Currently, partial left ventriculectomy (PLV) has not been widely accepted as a treatment option for dilated cardiomyopathy (DCM) because its results thus far have been inconsistent. In an animal study, apex-sparing PLV (AS-PLV) was shown to produce greater improvement in left ventricle (LV) function than conventional PLV in which the apex was removed. The aim of this study is to investigate the effectiveness of AS-PLV in a clinical setting.


From September 1999 to December 2007, 13 patients with DCM underwent AS-PLV. Left ventriculotomy was made in the thinnest portion of the lateral wall without injuring the apex, the papillary muscles, and the circumflex coronary artery, which supplies the neighboring myocardium.
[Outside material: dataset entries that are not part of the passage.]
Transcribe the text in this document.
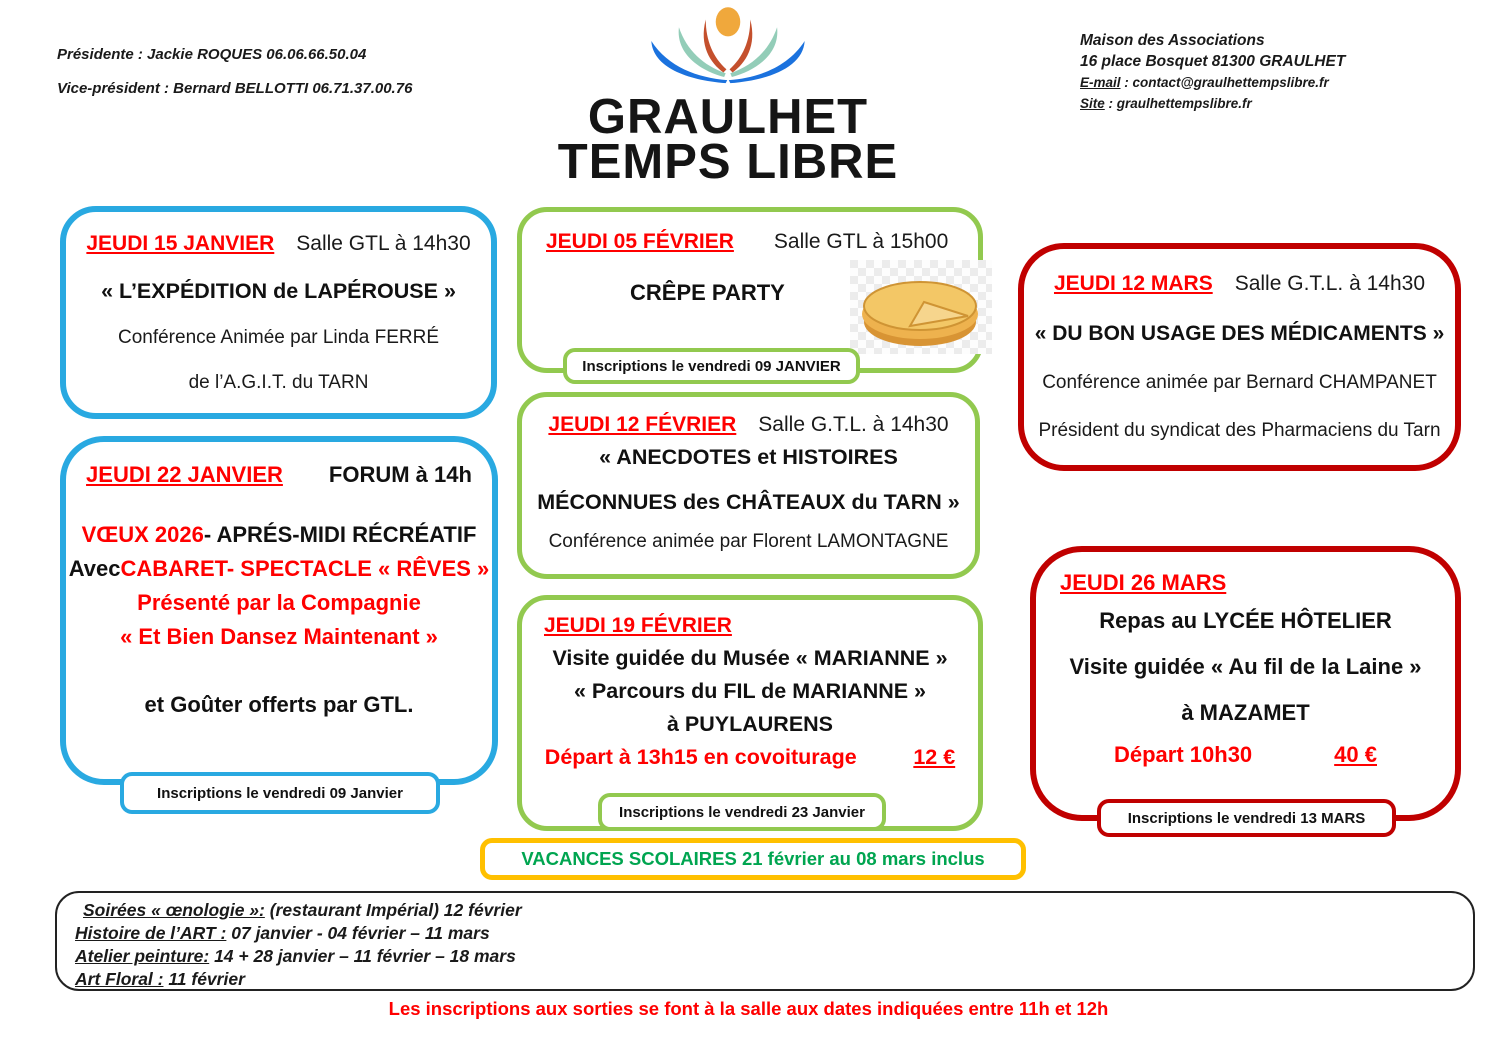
Présidente : Jackie ROQUES 06.06.66.50.04
Vice-président : Bernard BELLOTTI 06.71.37.00.76
GRAULHET
TEMPS LIBRE
Maison des Associations
16 place Bosquet 81300 GRAULHET
E-mail : contact@graulhettempslibre.fr
Site : graulhettempslibre.fr
JEUDI 15 JANVIER Salle GTL à 14h30
« L’EXPÉDITION de LAPÉROUSE »
Conférence Animée par Linda FERRÉ
de l’A.G.I.T. du TARN
JEUDI 22 JANVIER FORUM à 14h
VŒUX 2026 - APRÉS-MIDI RÉCRÉATIF
Avec CABARET- SPECTACLE « RÊVES »
Présenté par la Compagnie
« Et Bien Dansez Maintenant »
et Goûter offerts par GTL.
Inscriptions le vendredi 09 Janvier
JEUDI 05 FÉVRIER Salle GTL à 15h00
CRÊPE PARTY
Inscriptions le vendredi 09 JANVIER
JEUDI 12 FÉVRIER Salle G.T.L. à 14h30
« ANECDOTES et HISTOIRES
MÉCONNUES des CHÂTEAUX du TARN »
Conférence animée par Florent LAMONTAGNE
JEUDI 19 FÉVRIER
Visite guidée du Musée « MARIANNE »
« Parcours du FIL de MARIANNE »
à PUYLAURENS
Départ à 13h15 en covoiturage	12 €
Inscriptions le vendredi 23 Janvier
JEUDI 12 MARS Salle G.T.L. à 14h30
« DU BON USAGE DES MÉDICAMENTS »
Conférence animée par Bernard CHAMPANET
Président du syndicat des Pharmaciens du Tarn
JEUDI 26 MARS
Repas au LYCÉE HÔTELIER
Visite guidée « Au fil de la Laine »
à MAZAMET
Départ 10h30	40 €
Inscriptions le vendredi 13 MARS
VACANCES SCOLAIRES 21 février au 08 mars inclus
Soirées « œnologie »: (restaurant Impérial) 12 février
Histoire de l’ART : 07 janvier - 04 février – 11 mars
Atelier peinture: 14 + 28 janvier – 11 février – 18 mars
Art Floral : 11 février
Les inscriptions aux sorties se font à la salle aux dates indiquées entre 11h et 12h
All patients were discharged from the hospital, except for one patient who developed refractory ventricular fibrillation on postoperative day 35. After AS-PLV, the LV diastolic dimension decreased from 71 +/- 10 mm to 55 +/- 9 mm; LV ejection fraction (EF) from 28%+/- 8% to 39%+/- 11%; and New York Heart Association (NYHA) class from 3 +/- 1.7 to 1.5 +/- 0.6; the differences were significant (p < 0.01). LV function and geometry remained unchanged 2 years after AS-PLV with LVDD of 60 +/- 7 mm, LVEF of 34%+/- 8%, and NYHA class of 1.7 +/- 0.6, respectively (N.S vs. at discharge).


Regardless of the etiology of LV dilatation, AS-PLV restored the ellipsoidal shape of the LV and improved LV function. AS-PLV is a feasible option for treating diseased LVs with lateral wall lesions.